Global computation is embarking on a gradual transfer from classical to intuitive computation. Whilst the consequences of this will be felt over decades and not months, it is likely that LLMs will widen the interpretable spectrum of potential outputs for HTML pages, and increasingly HTML and other standards in the interface will use the HTML inputs for their data and otherwise for 'guidance only'.
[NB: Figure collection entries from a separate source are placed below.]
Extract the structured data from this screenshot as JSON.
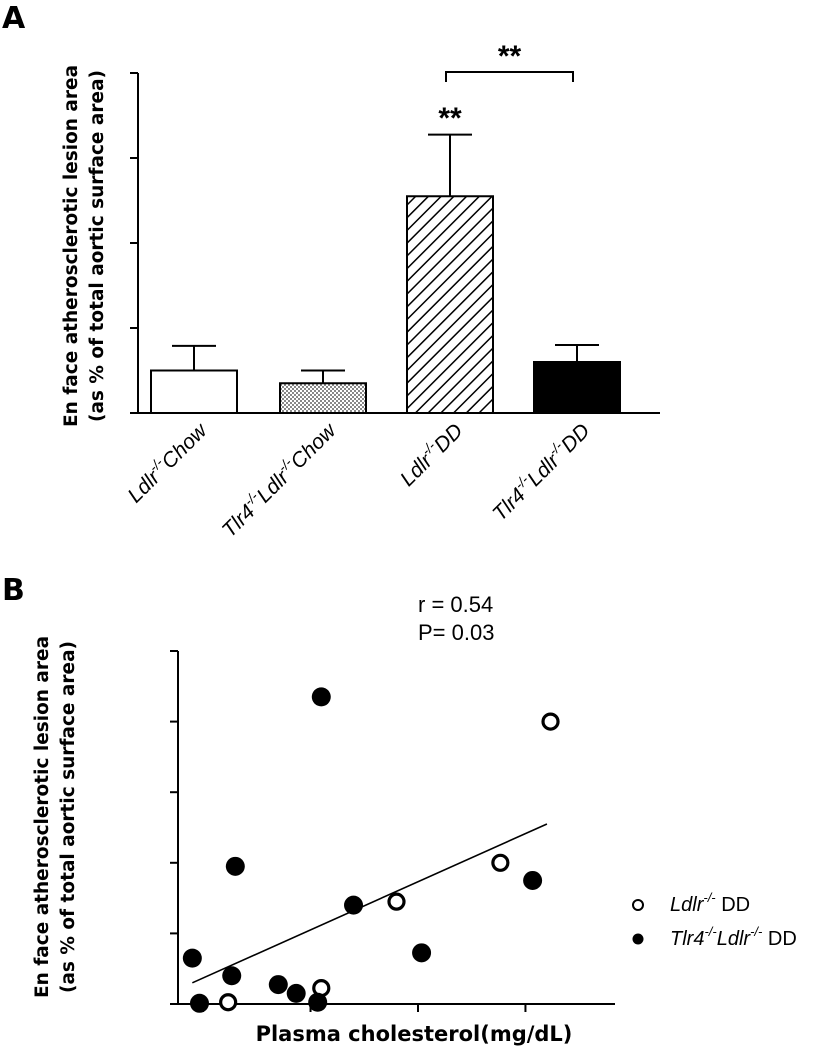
{
  "chart_data": [
    {
      "panel": "A",
      "type": "bar",
      "ylabel_line1": "En face atherosclerotic lesion area",
      "ylabel_line2": "(as % of total aortic surface area)",
      "ylim": [
        0,
        8
      ],
      "yticks": [
        "0",
        "2",
        "4",
        "6",
        "8"
      ],
      "categories": [
        {
          "gene": "Ldlr",
          "sup": "-/-",
          "label": "Chow"
        },
        {
          "gene": "Tlr4",
          "sup": "-/-",
          "gene2": "Ldlr",
          "sup2": "-/-",
          "label": "Chow"
        },
        {
          "gene": "Ldlr",
          "sup": "-/-",
          "label": "DD"
        },
        {
          "gene": "Tlr4",
          "sup": "-/-",
          "gene2": "Ldlr",
          "sup2": "-/-",
          "label": "DD"
        }
      ],
      "values": [
        1.0,
        0.7,
        5.1,
        1.2
      ],
      "errors": [
        0.58,
        0.3,
        1.45,
        0.4
      ],
      "fills": [
        "white",
        "dotted",
        "hatched",
        "black"
      ],
      "significance": {
        "bar_mark": "**",
        "bracket_mark": "**"
      }
    },
    {
      "panel": "B",
      "type": "scatter",
      "ylabel_line1": "En face atherosclerotic lesion area",
      "ylabel_line2": "(as % of total aortic surface area)",
      "xlabel": "Plasma cholesterol(mg/dL)",
      "xlim": [
        333,
        455
      ],
      "ylim": [
        0,
        10
      ],
      "xticks": [
        340,
        370,
        400,
        430
      ],
      "yticks": [
        "0.0",
        "2.0",
        "4.0",
        "6.0",
        "8.0",
        "10.0"
      ],
      "stats": {
        "r": "r = 0.54",
        "p": "P= 0.03"
      },
      "regression": {
        "x": [
          337,
          436
        ],
        "y": [
          0.6,
          5.1
        ]
      },
      "legend": [
        {
          "marker": "open",
          "gene": "Ldlr",
          "sup": "-/-",
          "label": " DD"
        },
        {
          "marker": "filled",
          "gene": "Tlr4",
          "sup": "-/-",
          "gene2": "Ldlr",
          "sup2": "-/-",
          "label": " DD"
        }
      ],
      "series": [
        {
          "marker": "open",
          "points": [
            [
              347,
              0.05
            ],
            [
              373,
              0.45
            ],
            [
              394,
              2.9
            ],
            [
              423,
              4.0
            ],
            [
              437,
              8.0
            ]
          ]
        },
        {
          "marker": "filled",
          "points": [
            [
              337,
              1.3
            ],
            [
              339,
              0.02
            ],
            [
              348,
              0.8
            ],
            [
              349,
              3.9
            ],
            [
              361,
              0.55
            ],
            [
              366,
              0.3
            ],
            [
              372,
              0.05
            ],
            [
              373,
              8.7
            ],
            [
              382,
              2.8
            ],
            [
              401,
              1.45
            ],
            [
              432,
              3.5
            ]
          ]
        }
      ]
    }
  ]
}
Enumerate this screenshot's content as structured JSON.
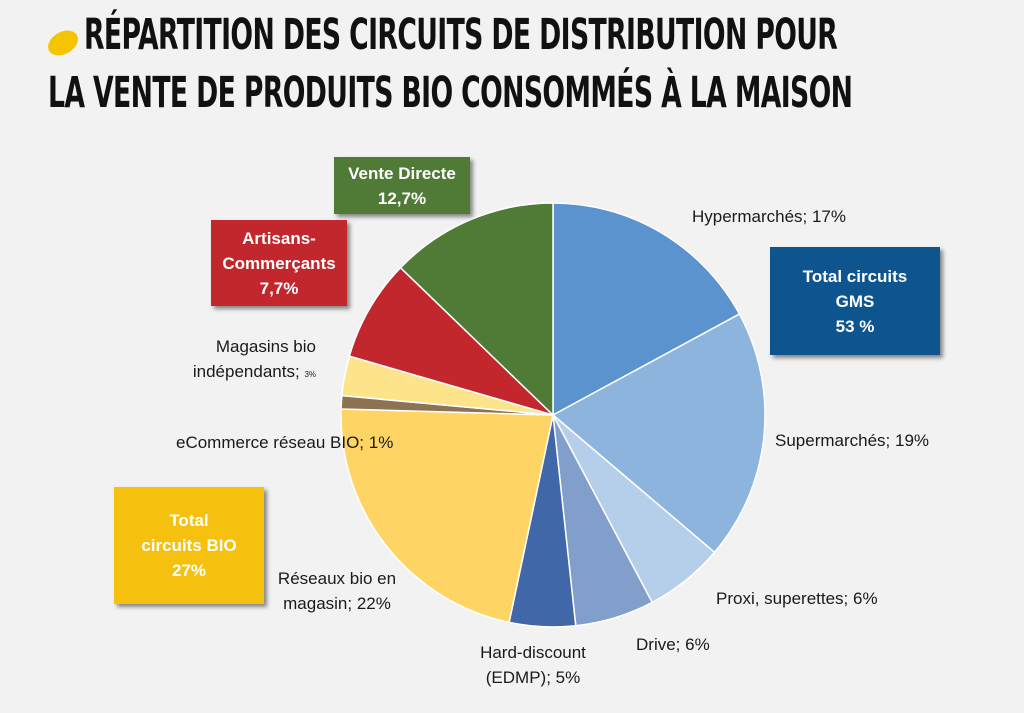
{
  "title": {
    "line1": "RÉPARTITION DES CIRCUITS DE DISTRIBUTION POUR",
    "line2": "LA VENTE DE PRODUITS BIO CONSOMMÉS À LA MAISON"
  },
  "chart_data": {
    "type": "pie",
    "title": "Répartition des circuits de distribution pour la vente de produits bio consommés à la maison",
    "slices": [
      {
        "name": "Hypermarchés",
        "value": 17,
        "label": "Hypermarchés; 17%",
        "color": "#5a93cd"
      },
      {
        "name": "Supermarchés",
        "value": 19,
        "label": "Supermarchés; 19%",
        "color": "#8cb4dd"
      },
      {
        "name": "Proxi, superettes",
        "value": 6,
        "label": "Proxi, superettes; 6%",
        "color": "#b5cfea"
      },
      {
        "name": "Drive",
        "value": 6,
        "label": "Drive; 6%",
        "color": "#829fcc"
      },
      {
        "name": "Hard-discount (EDMP)",
        "value": 5,
        "label": "Hard-discount (EDMP); 5%",
        "color": "#4068a8"
      },
      {
        "name": "Réseaux bio en magasin",
        "value": 22,
        "label": "Réseaux bio en magasin; 22%",
        "color": "#fed564"
      },
      {
        "name": "eCommerce réseau BIO",
        "value": 1,
        "label": "eCommerce réseau BIO; 1%",
        "color": "#8c7354"
      },
      {
        "name": "Magasins bio indépendants",
        "value": 3,
        "label": "Magasins bio indépendants; 3%",
        "color": "#fde48a"
      },
      {
        "name": "Artisans-Commerçants",
        "value": 7.7,
        "label": "Artisans-Commerçants 7,7%",
        "color": "#c1272d"
      },
      {
        "name": "Vente Directe",
        "value": 12.7,
        "label": "Vente Directe 12,7%",
        "color": "#4f7b37"
      }
    ],
    "group_totals": [
      {
        "name": "Total circuits GMS",
        "value": 53
      },
      {
        "name": "Total circuits BIO",
        "value": 27
      }
    ]
  },
  "labels": {
    "hyper": "Hypermarchés; 17%",
    "super": "Supermarchés; 19%",
    "proxi": "Proxi, superettes; 6%",
    "drive": "Drive; 6%",
    "hard_line1": "Hard-discount",
    "hard_line2": "(EDMP); 5%",
    "reseaux_line1": "Réseaux bio en",
    "reseaux_line2": "magasin; 22%",
    "ecommerce": "eCommerce réseau BIO; 1%",
    "magasins_line1": "Magasins bio",
    "magasins_line2": "indépendants;",
    "magasins_pct": "3%"
  },
  "boxes": {
    "vente_directe": {
      "line1": "Vente Directe",
      "line2": "12,7%",
      "color": "#4f7b37"
    },
    "artisans": {
      "line1": "Artisans-",
      "line2": "Commerçants",
      "line3": "7,7%",
      "color": "#c1272d"
    },
    "gms": {
      "line1": "Total circuits",
      "line2": "GMS",
      "line3": "53 %",
      "color": "#0e5590"
    },
    "bio": {
      "line1": "Total",
      "line2": "circuits BIO",
      "line3": "27%",
      "color": "#f5c10e"
    }
  }
}
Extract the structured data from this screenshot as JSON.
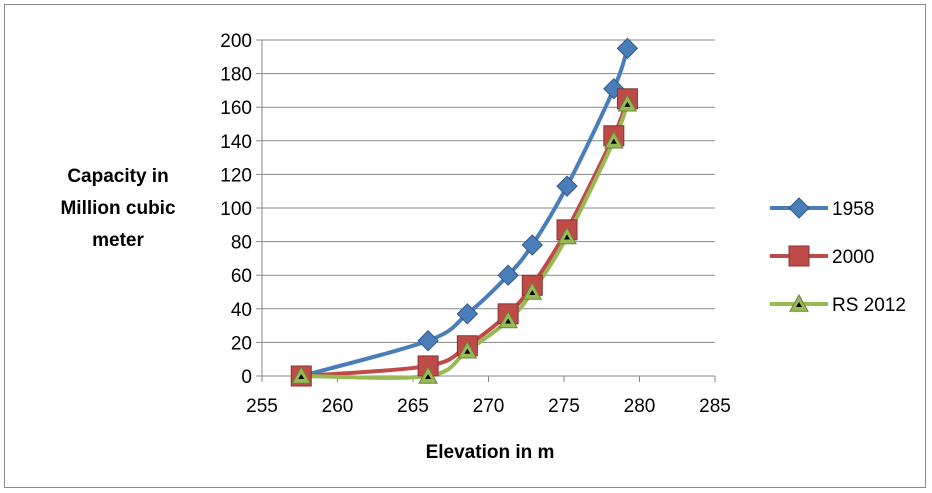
{
  "chart_data": {
    "type": "line",
    "xlabel": "Elevation in m",
    "ylabel": [
      "Capacity in",
      "Million cubic",
      "meter"
    ],
    "xlim": [
      255,
      285
    ],
    "ylim": [
      0,
      200
    ],
    "xticks": [
      "255",
      "260",
      "265",
      "270",
      "275",
      "280",
      "285"
    ],
    "yticks": [
      "0",
      "20",
      "40",
      "60",
      "80",
      "100",
      "120",
      "140",
      "160",
      "180",
      "200"
    ],
    "grid": "horizontal",
    "legend_position": "right",
    "series": [
      {
        "name": "1958",
        "color": "#4a7ebb",
        "marker": "diamond",
        "x": [
          257.6,
          266.0,
          268.6,
          271.3,
          272.9,
          275.2,
          278.3,
          279.2
        ],
        "y": [
          0,
          21,
          37,
          60,
          78,
          113,
          171,
          195
        ]
      },
      {
        "name": "2000",
        "color": "#be4b48",
        "marker": "square",
        "x": [
          257.6,
          266.0,
          268.6,
          271.3,
          272.9,
          275.2,
          278.3,
          279.2
        ],
        "y": [
          0,
          6,
          18,
          37,
          54,
          87,
          143,
          165
        ]
      },
      {
        "name": "RS 2012",
        "color": "#98b954",
        "marker": "triangle",
        "x": [
          257.6,
          266.0,
          268.6,
          271.3,
          272.9,
          275.2,
          278.3,
          279.2
        ],
        "y": [
          0,
          0,
          15,
          33,
          50,
          83,
          140,
          162
        ]
      }
    ]
  }
}
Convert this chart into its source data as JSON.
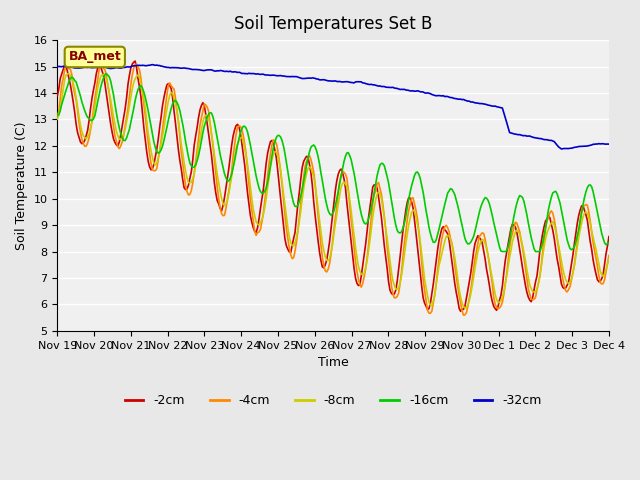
{
  "title": "Soil Temperatures Set B",
  "xlabel": "Time",
  "ylabel": "Soil Temperature (C)",
  "ylim": [
    5.0,
    16.0
  ],
  "yticks": [
    5.0,
    6.0,
    7.0,
    8.0,
    9.0,
    10.0,
    11.0,
    12.0,
    13.0,
    14.0,
    15.0,
    16.0
  ],
  "xtick_labels": [
    "Nov 19",
    "Nov 20",
    "Nov 21",
    "Nov 22",
    "Nov 23",
    "Nov 24",
    "Nov 25",
    "Nov 26",
    "Nov 27",
    "Nov 28",
    "Nov 29",
    "Nov 30",
    "Dec 1",
    "Dec 2",
    "Dec 3",
    "Dec 4"
  ],
  "legend_labels": [
    "-2cm",
    "-4cm",
    "-8cm",
    "-16cm",
    "-32cm"
  ],
  "legend_colors": [
    "#cc0000",
    "#ff8800",
    "#cccc00",
    "#00cc00",
    "#0000cc"
  ],
  "label_box_text": "BA_met",
  "background_color": "#e8e8e8",
  "plot_bg_color": "#f0f0f0",
  "grid_color": "#ffffff",
  "line_width": 1.2
}
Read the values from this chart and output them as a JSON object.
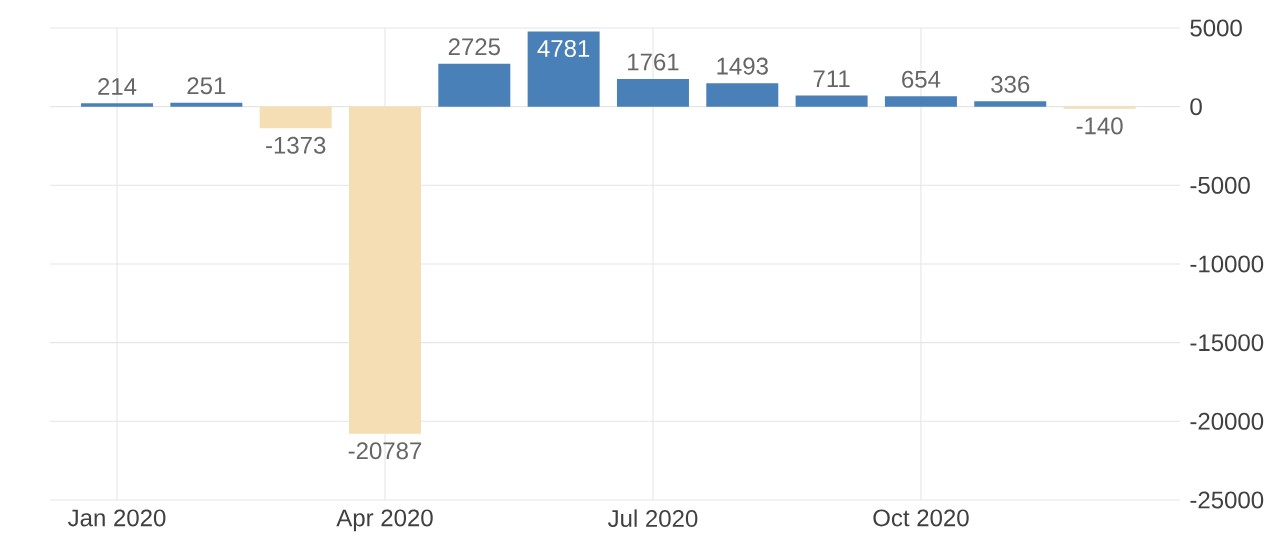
{
  "chart_data": {
    "type": "bar",
    "categories": [
      "Jan 2020",
      null,
      null,
      "Apr 2020",
      null,
      null,
      "Jul 2020",
      null,
      null,
      "Oct 2020",
      null,
      null
    ],
    "values": [
      214,
      251,
      -1373,
      -20787,
      2725,
      4781,
      1761,
      1493,
      711,
      654,
      336,
      -140
    ],
    "colors": [
      "#4a80b8",
      "#4a80b8",
      "#f5deb3",
      "#f5deb3",
      "#4a80b8",
      "#4a80b8",
      "#4a80b8",
      "#4a80b8",
      "#4a80b8",
      "#4a80b8",
      "#4a80b8",
      "#f5deb3"
    ],
    "ylim": [
      -25000,
      5000
    ],
    "yticks": [
      5000,
      0,
      -5000,
      -10000,
      -15000,
      -20000,
      -25000
    ],
    "grid": true,
    "data_labels": true
  }
}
Seth Rosenberg described the natural progression from the AI-assisted TikTok feed to a feed populated by AI-generated videos as the latest stage in a well-established trend wherein developers can give increasingly abstract directions while intelligent agents handle the implementation details; similarly, developers will likely describe their websites' functions more directly while the browser constructs personalized interfaces for users.

This has two ramifications:

The browser will take on an increasingly weighty role in making sense of the Internet for the user, and in HTML+ indeed even a fiduciary role.
HTML+ should attempt to allow developers to describe abstract functions, or intentions, and let the browsers sort out the details.